Plus it's not out of the question for them to personally sue WINE contributors. It's not about winning, a simple DMCA takedown notice to any entity hosting WINE code would probably be enough to stop the project.

I want a future of competition between different OSes. I use Linux everyday, but I don't think a market share of 3.86% is sweating anyone at Microsoft.

https://gs.statcounter.com/os-market-share/desktop/worldwide

I could see Lenovo, which is ultimately a Chinese company, making more aggressive steps to offer Linux. But outside of certain ThinkPads you can't even buy a laptop with Linux pre installed.

In my dream world you'd have to buy Windows separately with any hardware. I guess Best Buy could still offer Windows installation as a service though.


> a simple DMCA takedown notice

DMCA takedown has no legal basis outside the US. And it's funny you bring that up: the only reason why this has any relevance at all is because of the established norm for countries to sacrifice some of their sovereignty in exchange for being allowed to trade with the US. Now, with the US breaking trade norms and agreements, those countries can (and eventually will) stop complying, because they have nothing to gain (and everything to lose) promoting hostile foreign competition.

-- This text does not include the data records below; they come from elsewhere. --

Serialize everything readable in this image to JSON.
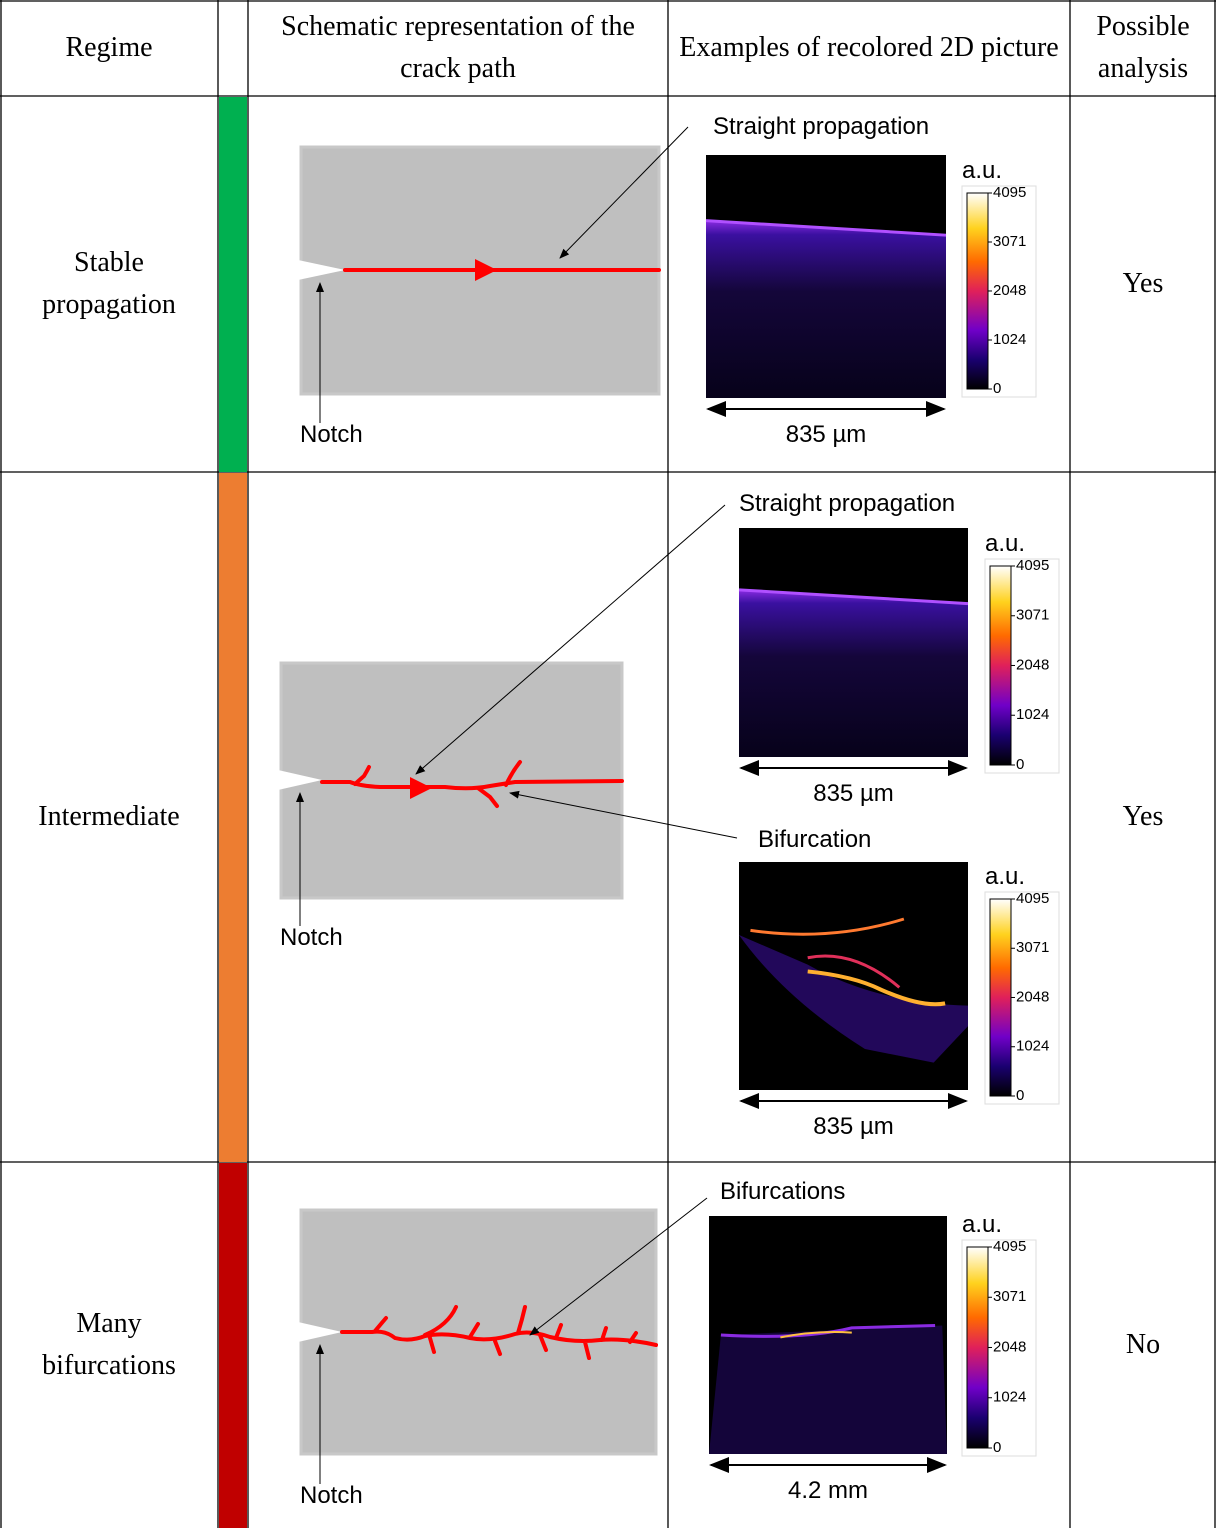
{
  "header": {
    "regime": "Regime",
    "schematic": "Schematic representation of the crack path",
    "examples": "Examples of recolored 2D picture",
    "analysis": "Possible analysis"
  },
  "rows": [
    {
      "regime": "Stable propagation",
      "color": "#00b050",
      "notch": "Notch",
      "annotations": [
        "Straight propagation"
      ],
      "images": [
        {
          "unit": "a.u.",
          "ticks": [
            4095,
            3071,
            2048,
            1024,
            0
          ],
          "scale": "835 µm"
        }
      ],
      "analysis": "Yes"
    },
    {
      "regime": "Intermediate",
      "color": "#ed7d31",
      "notch": "Notch",
      "annotations": [
        "Straight propagation",
        "Bifurcation"
      ],
      "images": [
        {
          "unit": "a.u.",
          "ticks": [
            4095,
            3071,
            2048,
            1024,
            0
          ],
          "scale": "835 µm"
        },
        {
          "unit": "a.u.",
          "ticks": [
            4095,
            3071,
            2048,
            1024,
            0
          ],
          "scale": "835 µm"
        }
      ],
      "analysis": "Yes"
    },
    {
      "regime": "Many bifurcations",
      "color": "#c00000",
      "notch": "Notch",
      "annotations": [
        "Bifurcations"
      ],
      "images": [
        {
          "unit": "a.u.",
          "ticks": [
            4095,
            3071,
            2048,
            1024,
            0
          ],
          "scale": "4.2 mm"
        }
      ],
      "analysis": "No"
    }
  ]
}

I agree the DMCA has too much power, but I think your getting ahead of what's realistic.

Maybe in 20 years some EU court will declare US IP to be up for grabs, but that's not now. Microsoft is deeply embedded so many different businesses and government IT departments.


The removal of several features from windows 10 is infuriating. Why can’t the taskbar be moved to the side? Why can’t the taskbar be made smaller? Why can I pick the smaller icons, but the taskbar remains the same size, with massive margins and blank space?

At least they finally added back the “don’t combine taskbar icons” but it’s still lacking basic functionality that was previously there.


The KDE plasma UI feels like all the best parts of windows 10 to me. The default taskbar+clock+system tray+start menu UI feels exactly like windows 10 to me. But you can also customize it very easily. The settings menu feels a bit more like MacOS than windows’ control panel though.

Several linux distros use that UI. Im on NixOS but i probably wouldn’t recommend that as a starting place. I’ve used bazzite and it worked pretty well out of the box. But i think there’s ubuntu and debian variants that use plasma that are probably pretty good as well.


Yup, Plasma has also gotten really good. It started to get really good with 5 and has polished like crazy with 6. It's defaults are now pretty close to perfect out of the box for me as a long time windows user.

I'd say it's close to the windows 7 or 10 experience. But without any of the clutter that has crept in.


The recommendation for the average inexperienced user trying out Linux for the first time should be Kubuntu. Full stop. Saying this as an Arch and Gentoo user.